One might imagine that, since grad students have more experience of student life than undergraduates, that they’d find things easier, harder courses notwithstanding. It may come as a surprise that dropout rates among grads (especially PhDs) run very high-in some cases as high as two-thirds. Work and family responsibilities make things harder for some.

Finances are also a problem. By your mid-twenties it’s less likely that your parents will be providing you with financial support. Those not blessed with rich parents can be left shouldering the debt of a four-year undergraduate degree and additional grad school debts. There is also the issue of seeing your friends who didn’t go to grad school have careers, get families, settle down and do all the stuff that “normal” people do.

Many PhDs find themselves just starting their working careers by the end of their twenties, which means their less-qualified peers have had 6 years to pay off their student loans, buy houses, get married and so on. For many of those in MBA and teaching programs-almost all of which are commuter students-there is the added complication of factoring in a full time job with your classes. This can leave little time for any kind of life outside of classes and working.

For some there is a profound sense of disassociation in graduate school. You aren’t a “real” (undergraduate) student so it’s unlikely you’ll be hanging out in the student bar. You aren’t likely to be earning wads of money either, so you may find yourself with less cash than your friends with “real jobs.” Graduate classes are smaller, so while it’s easier to know everyone else, you’re less likely to meet new people in class. While there are many undergraduate clubs, there are only a few clubs and associations for grads.

Graduates have less time (if any) to “hang out” than undergrads. By the time you’re in your late twenties or thirties you might start to think “hanging out” is getting a little “old.” This makes things harder socially. If you end up working as a teaching assistant you really start to notice that you are “different” from the students in your class. Some might start calling you “professor,” and every year the freshmen look younger.

Graduate school is far from being an easy option and those who decide to “stay in school for another couple of years to decide what to do” are usually disappointed. In the modern economy, where employers want relevant qualifications and experience, education does not come cheap, and student loans do not pay themselves, graduate school is not an easy option or a way to avoid having to get a real job. It’s probably cheaper and certainly more fun to take a good holiday or travel around the world.
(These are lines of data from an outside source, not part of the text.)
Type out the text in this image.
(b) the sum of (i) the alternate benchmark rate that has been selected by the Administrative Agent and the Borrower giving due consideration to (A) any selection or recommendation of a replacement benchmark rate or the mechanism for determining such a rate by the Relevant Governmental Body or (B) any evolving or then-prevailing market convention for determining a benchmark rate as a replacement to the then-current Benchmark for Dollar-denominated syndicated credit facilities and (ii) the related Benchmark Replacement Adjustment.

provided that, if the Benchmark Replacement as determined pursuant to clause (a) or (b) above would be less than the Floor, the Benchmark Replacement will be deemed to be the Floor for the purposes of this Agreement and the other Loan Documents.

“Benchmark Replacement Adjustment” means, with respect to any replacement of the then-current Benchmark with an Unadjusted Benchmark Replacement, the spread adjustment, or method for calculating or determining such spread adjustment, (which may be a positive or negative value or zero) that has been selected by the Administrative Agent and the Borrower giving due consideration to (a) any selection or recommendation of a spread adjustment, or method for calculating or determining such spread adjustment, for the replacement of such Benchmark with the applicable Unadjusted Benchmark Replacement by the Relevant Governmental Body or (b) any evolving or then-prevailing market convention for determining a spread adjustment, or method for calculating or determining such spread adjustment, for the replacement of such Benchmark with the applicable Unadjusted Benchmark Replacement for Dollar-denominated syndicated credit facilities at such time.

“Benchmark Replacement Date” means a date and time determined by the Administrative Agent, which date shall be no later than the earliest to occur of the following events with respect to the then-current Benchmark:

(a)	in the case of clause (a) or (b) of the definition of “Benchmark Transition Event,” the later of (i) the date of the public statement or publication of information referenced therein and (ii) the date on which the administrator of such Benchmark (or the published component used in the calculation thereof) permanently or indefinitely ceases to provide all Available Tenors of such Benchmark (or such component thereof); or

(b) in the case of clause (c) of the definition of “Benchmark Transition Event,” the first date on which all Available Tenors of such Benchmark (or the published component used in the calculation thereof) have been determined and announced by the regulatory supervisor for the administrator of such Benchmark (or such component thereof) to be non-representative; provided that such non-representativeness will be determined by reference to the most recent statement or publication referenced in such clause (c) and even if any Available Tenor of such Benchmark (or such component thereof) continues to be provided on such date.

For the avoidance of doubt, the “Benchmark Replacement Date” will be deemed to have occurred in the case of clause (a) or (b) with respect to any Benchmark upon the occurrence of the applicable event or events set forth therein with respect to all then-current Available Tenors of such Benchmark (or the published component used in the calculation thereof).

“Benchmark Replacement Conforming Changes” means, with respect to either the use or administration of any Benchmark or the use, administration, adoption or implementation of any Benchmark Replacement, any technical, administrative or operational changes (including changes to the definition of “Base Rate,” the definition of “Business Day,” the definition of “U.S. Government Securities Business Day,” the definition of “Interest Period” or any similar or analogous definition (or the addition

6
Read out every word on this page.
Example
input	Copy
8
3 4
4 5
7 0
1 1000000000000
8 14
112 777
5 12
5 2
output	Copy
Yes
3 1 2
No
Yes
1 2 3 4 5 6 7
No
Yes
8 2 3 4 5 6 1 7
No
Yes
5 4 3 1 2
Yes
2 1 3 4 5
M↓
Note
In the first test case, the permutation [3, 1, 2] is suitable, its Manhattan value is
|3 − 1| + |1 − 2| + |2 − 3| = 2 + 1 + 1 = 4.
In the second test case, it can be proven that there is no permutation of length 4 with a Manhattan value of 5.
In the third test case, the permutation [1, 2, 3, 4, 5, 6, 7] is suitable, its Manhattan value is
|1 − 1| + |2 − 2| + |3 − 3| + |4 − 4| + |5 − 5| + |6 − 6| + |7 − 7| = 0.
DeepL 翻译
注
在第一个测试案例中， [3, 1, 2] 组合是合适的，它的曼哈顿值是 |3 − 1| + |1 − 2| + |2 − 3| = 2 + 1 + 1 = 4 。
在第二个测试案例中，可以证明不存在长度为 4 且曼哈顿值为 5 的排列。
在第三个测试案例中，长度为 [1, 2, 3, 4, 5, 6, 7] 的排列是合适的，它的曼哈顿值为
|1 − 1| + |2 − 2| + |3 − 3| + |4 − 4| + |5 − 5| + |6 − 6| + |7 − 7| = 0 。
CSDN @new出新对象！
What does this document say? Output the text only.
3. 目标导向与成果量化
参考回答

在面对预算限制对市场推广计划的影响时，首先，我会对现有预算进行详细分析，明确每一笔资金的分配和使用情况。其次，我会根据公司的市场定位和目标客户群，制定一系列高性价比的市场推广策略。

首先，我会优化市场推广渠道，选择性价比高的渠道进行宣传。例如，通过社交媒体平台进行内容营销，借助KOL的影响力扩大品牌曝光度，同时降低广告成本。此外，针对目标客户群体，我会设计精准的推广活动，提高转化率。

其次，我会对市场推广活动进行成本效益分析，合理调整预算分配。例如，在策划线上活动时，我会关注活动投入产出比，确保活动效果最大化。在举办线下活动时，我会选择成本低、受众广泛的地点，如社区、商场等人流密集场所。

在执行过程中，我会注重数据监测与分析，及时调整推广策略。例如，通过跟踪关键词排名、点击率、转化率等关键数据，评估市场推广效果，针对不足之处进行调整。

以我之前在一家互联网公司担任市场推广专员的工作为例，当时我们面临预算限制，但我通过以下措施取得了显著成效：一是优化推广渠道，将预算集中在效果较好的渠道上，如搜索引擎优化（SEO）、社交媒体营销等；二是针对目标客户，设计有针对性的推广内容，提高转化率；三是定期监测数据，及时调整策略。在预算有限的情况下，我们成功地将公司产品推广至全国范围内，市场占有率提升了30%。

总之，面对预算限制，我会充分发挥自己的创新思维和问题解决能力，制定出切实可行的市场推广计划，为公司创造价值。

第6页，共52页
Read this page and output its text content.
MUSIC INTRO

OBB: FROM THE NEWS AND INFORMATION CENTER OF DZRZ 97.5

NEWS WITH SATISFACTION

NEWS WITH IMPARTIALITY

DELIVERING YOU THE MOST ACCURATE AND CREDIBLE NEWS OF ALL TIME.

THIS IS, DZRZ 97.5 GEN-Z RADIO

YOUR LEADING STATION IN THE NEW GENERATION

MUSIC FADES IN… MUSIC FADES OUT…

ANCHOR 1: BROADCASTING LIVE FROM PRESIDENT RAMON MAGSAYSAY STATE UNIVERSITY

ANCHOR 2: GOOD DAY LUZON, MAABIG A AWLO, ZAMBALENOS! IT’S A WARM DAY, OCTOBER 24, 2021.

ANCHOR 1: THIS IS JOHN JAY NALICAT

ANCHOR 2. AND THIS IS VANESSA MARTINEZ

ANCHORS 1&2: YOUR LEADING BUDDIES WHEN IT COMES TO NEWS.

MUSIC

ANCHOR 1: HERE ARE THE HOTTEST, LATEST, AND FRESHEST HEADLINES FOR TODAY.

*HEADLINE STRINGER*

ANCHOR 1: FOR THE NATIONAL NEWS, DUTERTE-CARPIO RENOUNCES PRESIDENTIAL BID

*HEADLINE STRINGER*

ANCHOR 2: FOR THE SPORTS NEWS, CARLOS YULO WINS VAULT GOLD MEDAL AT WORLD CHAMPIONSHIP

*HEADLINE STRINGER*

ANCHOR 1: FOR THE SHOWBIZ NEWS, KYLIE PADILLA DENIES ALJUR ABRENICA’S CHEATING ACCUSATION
So why do it? Well, for some it’s a logical step towards an academic career (MAs, MScs or PhDs for example) and for others the qualifications are necessary for promotion (MBAs, Accounting, Teaching degrees etc.). Some just love to learn, while others seek a change in their career and want to retrain. An increasing number of retirees are starting to look towards graduate school as something to engage their minds and keep mentally active. A few do it just because “it’s there,” as a challenge to themselves, and there are a few who just “end up in grad school” almost by accident, who didn’t really know what else to do.

Regardless of the reasons for entering grad school, the decision to pursue a graduate degree is a conscious one made by an adult. It is not “what everyone does,” nor is it a decision taken because your parents told you to do it. More importantly, the decision to stay or not to stay is one that you make on a regular basis. Grads don’t “drop out,” they “leave the program.” The pressures to stay in school stem more from the individual than from parental or societal pressure.

Graduate school is different from the Undergraduate college experience. The courses are more difficult and life is subtly more complex. It’s easy to get isolated given people’s odd schedules and specialized courses. In the end it pays to make an effort and stay in touch with your fellow students, even if it means just sharing email addresses and sending class notes or having a chat before or after class. Getting involved, starting a study group or joining a club are also good ways to get connected with other students. Making friends and connections are great benefits from graduate school. After all there is more to life than study.